Q<B> and Q<A> are unrelated classes. Imagine you are a client of B calling test(): what do you assign the result to, if you do not know what type it is going to have?

The fact that both Q<A> and Q<B> are instances of the same class template does not change the fact that they are two completely unrelated classes, possibly with a completely different layout (due to template specialization).

This would not be any different from doing:

struct X
{
    virtual std::string test() = 0;
};

struct Y : X
{
    virtual int test() { return 42; } // ERROR! std::string and int are
                                      // unrelated, just as Q<A> and Q<B>
};

The client calling test() on a pointer to X would expect the result to be a string, but "Whoops!", the object pointed to by that pointer is of type Y, and the return type of Y::test() is int. What should happen? A run-time crash?

Y y;
X* p = &y;
std::string s = p->test(); // D'OH!

C++ is a statically typed language, meaning that type checking is performed at compile-time. In this case, the message from the compiler is there to tell you that the derived class does not adhere to the interface of the class it derives from.
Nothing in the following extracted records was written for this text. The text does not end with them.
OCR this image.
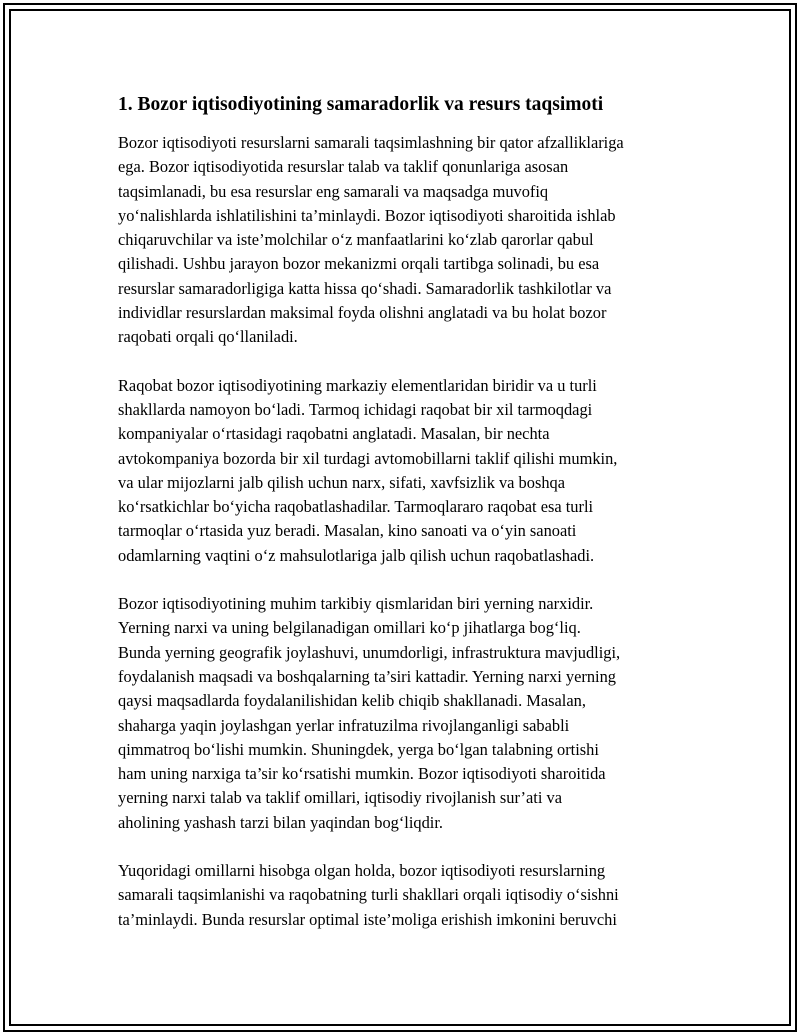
1. Bozor iqtisodiyotining samaradorlik va resurs taqsimoti
Bozor iqtisodiyoti resurslarni samarali taqsimlashning bir qator afzalliklariga
ega. Bozor iqtisodiyotida resurslar talab va taklif qonunlariga asosan
taqsimlanadi, bu esa resurslar eng samarali va maqsadga muvofiq
yo‘nalishlarda ishlatilishini ta’minlaydi. Bozor iqtisodiyoti sharoitida ishlab
chiqaruvchilar va iste’molchilar o‘z manfaatlarini ko‘zlab qarorlar qabul
qilishadi. Ushbu jarayon bozor mekanizmi orqali tartibga solinadi, bu esa
resurslar samaradorligiga katta hissa qo‘shadi. Samaradorlik tashkilotlar va
individlar resurslardan maksimal foyda olishni anglatadi va bu holat bozor
raqobati orqali qo‘llaniladi.
Raqobat bozor iqtisodiyotining markaziy elementlaridan biridir va u turli
shakllarda namoyon bo‘ladi. Tarmoq ichidagi raqobat bir xil tarmoqdagi
kompaniyalar o‘rtasidagi raqobatni anglatadi. Masalan, bir nechta
avtokompaniya bozorda bir xil turdagi avtomobillarni taklif qilishi mumkin,
va ular mijozlarni jalb qilish uchun narx, sifati, xavfsizlik va boshqa
ko‘rsatkichlar bo‘yicha raqobatlashadilar. Tarmoqlararo raqobat esa turli
tarmoqlar o‘rtasida yuz beradi. Masalan, kino sanoati va o‘yin sanoati
odamlarning vaqtini o‘z mahsulotlariga jalb qilish uchun raqobatlashadi.
Bozor iqtisodiyotining muhim tarkibiy qismlaridan biri yerning narxidir.
Yerning narxi va uning belgilanadigan omillari ko‘p jihatlarga bog‘liq.
Bunda yerning geografik joylashuvi, unumdorligi, infrastruktura mavjudligi,
foydalanish maqsadi va boshqalarning ta’siri kattadir. Yerning narxi yerning
qaysi maqsadlarda foydalanilishidan kelib chiqib shakllanadi. Masalan,
shaharga yaqin joylashgan yerlar infratuzilma rivojlanganligi sababli
qimmatroq bo‘lishi mumkin. Shuningdek, yerga bo‘lgan talabning ortishi
ham uning narxiga ta’sir ko‘rsatishi mumkin. Bozor iqtisodiyoti sharoitida
yerning narxi talab va taklif omillari, iqtisodiy rivojlanish sur’ati va
aholining yashash tarzi bilan yaqindan bog‘liqdir.
Yuqoridagi omillarni hisobga olgan holda, bozor iqtisodiyoti resurslarning
samarali taqsimlanishi va raqobatning turli shakllari orqali iqtisodiy o‘sishni
ta’minlaydi. Bunda resurslar optimal iste’moliga erishish imkonini beruvchi
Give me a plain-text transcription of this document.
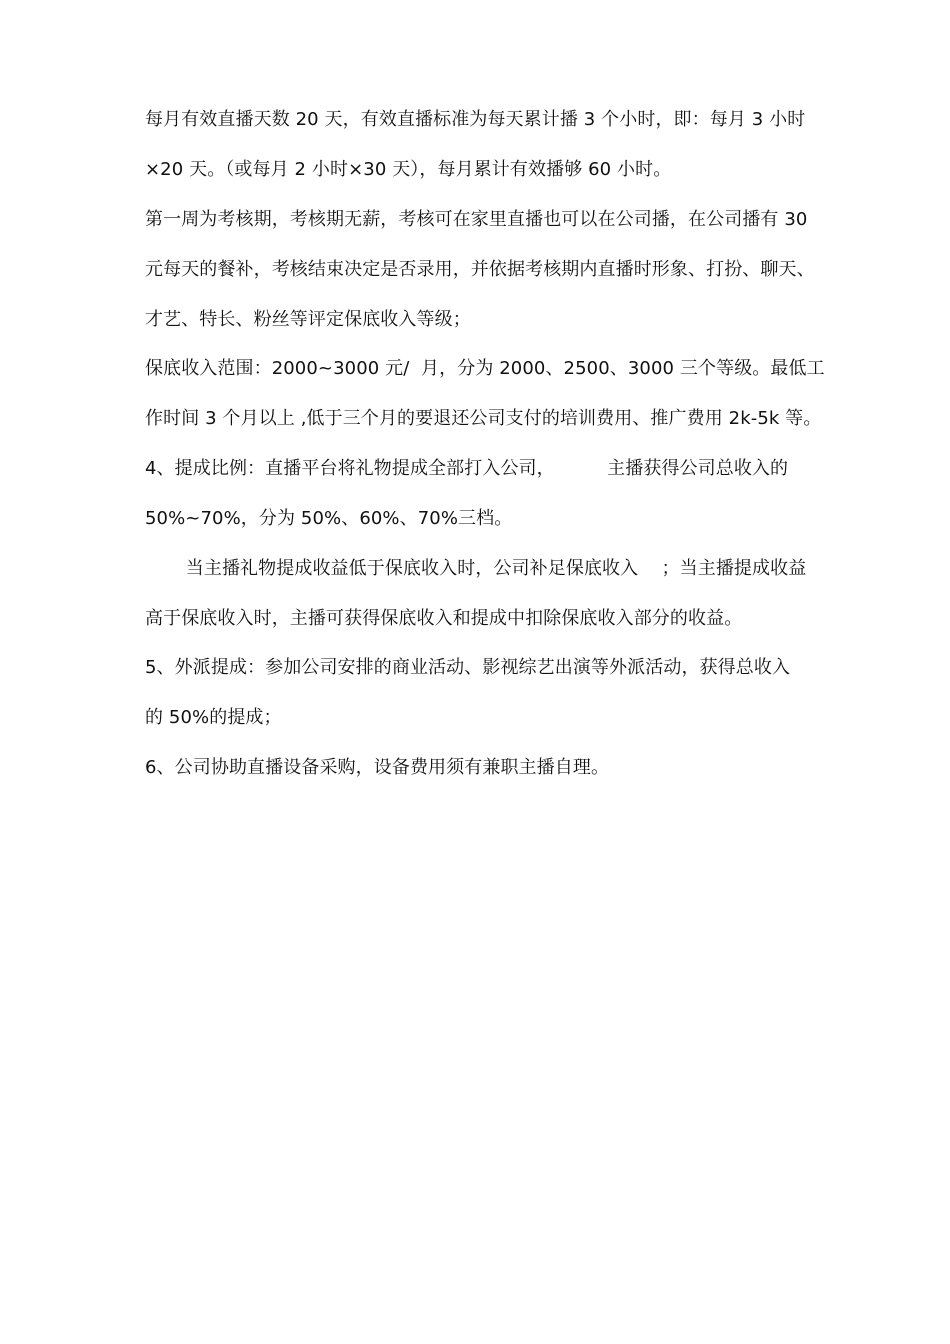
每月有效直播天数 20 天，有效直播标准为每天累计播 3 个小时，即：每月 3 小时
×20 天。（或每月 2 小时×30 天），每月累计有效播够 60 小时。
第一周为考核期，考核期无薪，考核可在家里直播也可以在公司播，在公司播有 30
元每天的餐补，考核结束决定是否录用，并依据考核期内直播时形象、打扮、聊天、
才艺、特长、粉丝等评定保底收入等级；
保底收入范围：2000~3000 元/  月，分为 2000、2500、3000 三个等级。最低工
作时间 3 个月以上 ,低于三个月的要退还公司支付的培训费用、推广费用 2k-5k 等。
4、提成比例：直播平台将礼物提成全部打入公司，         主播获得公司总收入的
50%~70%，分为 50%、60%、70%三档。
当主播礼物提成收益低于保底收入时，公司补足保底收入    ；当主播提成收益
高于保底收入时，主播可获得保底收入和提成中扣除保底收入部分的收益。
5、外派提成：参加公司安排的商业活动、影视综艺出演等外派活动，获得总收入
的 50%的提成；
6、公司协助直播设备采购，设备费用须有兼职主播自理。
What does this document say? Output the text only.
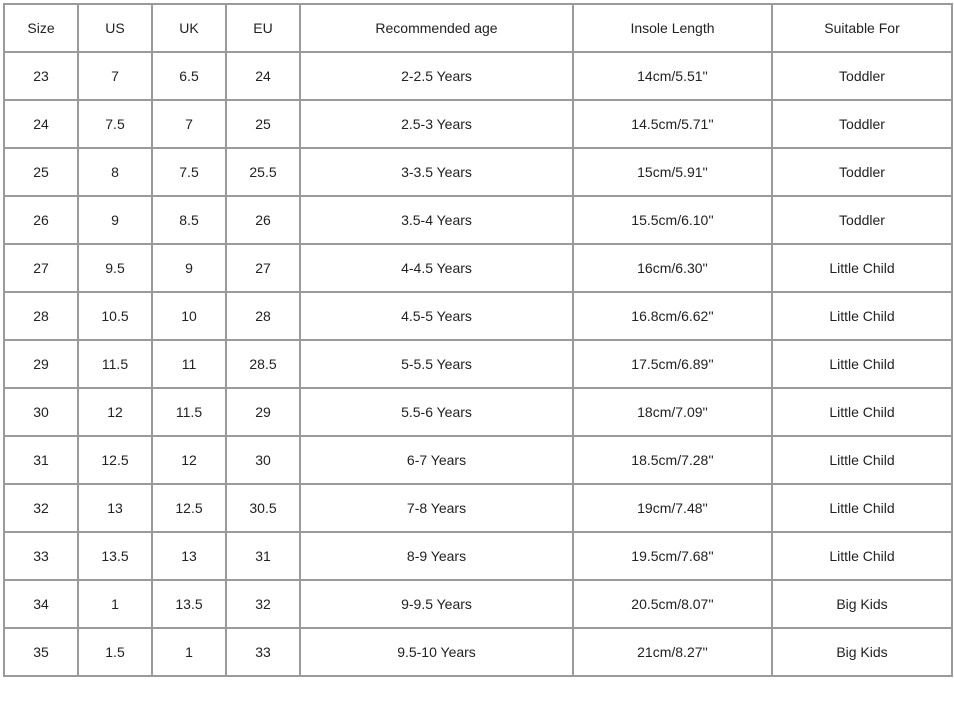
Size	US	UK	EU	Recommended age	Insole Length	Suitable For
23	7	6.5	24	2-2.5 Years	14cm/5.51''	Toddler
24	7.5	7	25	2.5-3 Years	14.5cm/5.71''	Toddler
25	8	7.5	25.5	3-3.5 Years	15cm/5.91''	Toddler
26	9	8.5	26	3.5-4 Years	15.5cm/6.10''	Toddler
27	9.5	9	27	4-4.5 Years	16cm/6.30''	Little Child
28	10.5	10	28	4.5-5 Years	16.8cm/6.62''	Little Child
29	11.5	11	28.5	5-5.5 Years	17.5cm/6.89''	Little Child
30	12	11.5	29	5.5-6 Years	18cm/7.09''	Little Child
31	12.5	12	30	6-7 Years	18.5cm/7.28''	Little Child
32	13	12.5	30.5	7-8 Years	19cm/7.48''	Little Child
33	13.5	13	31	8-9 Years	19.5cm/7.68''	Little Child
34	1	13.5	32	9-9.5 Years	20.5cm/8.07''	Big Kids
35	1.5	1	33	9.5-10 Years	21cm/8.27''	Big Kids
If you are wondering what "invalid covariant return type" means, and in particular the word "covariant", that's easily explained.

Suppose you have a base class B with a virtual function foo() that returns an X*:

struct B
{
    virtual X* foo();
};

And suppose that you have a class D derived from B that overrides foo() by returning an Y*, where Y is a class derived from X:

struct D : B
{
    virtual Y* foo();
};

Is this a problem? Well, the right answer comes from answering this slightly better question: "Would that be a problem for a client calling foo() that expects an X* to be returned?"

And the answer to that question is obviously "No", since Y is a derived class of X, so you can return a pointer to Y instead of a pointer to X:

D d;
B* b = &d;
X* p = b->foo(); // Returns an Y*, but that's OK, because a pointer to Y can be
                 // assigned to a pointer to X

This is an example of a covariant return type. In your example, the return type of C::test() is not covariant with respect to the return type of B::test().

The function with the signature B::test(void) returns an object of type Q<A>, while C::test(void) (which is the same signature, so you're overwriting the function) returns Q<B>. I think that is impossible.

As far as I know it is impossible to overload a function by return type and overwrites of parent functions need to stick to the same return type.

From the Standard §10.3/7

The return type of an overriding function shall be either identical to the return type of the overridden function or covariant with the classes of the functions. If a function D::f overrides a function B::f, the return types of the functions are covariant if they satisfy the following criteria:

• both are pointers to classes, both are lvalue references to classes, or both are rvalue references to classes112
• the class in the return type of B::f is the same class as the class in the return type of D::f, or is an unambiguous and accessible direct or indirect base class of the class in the return type of D::f
• both pointers or references have the same cv-qualification and the class type in the return type of D::f has the same cv-qualification as or less cv-qualification than the class type in the return type of B::f.

You cannot do that. Overrides of virtual functions cannot change the prototype of the function, except very specific cases, such as the covariant return types.

Covariant return would be valid if you were to return in the virtual override a subclass of the type returned in the virtual base. But your Q<A> and Q<B> are unrelated by inheritance. The fact that B is a subclass of A does not make any difference here.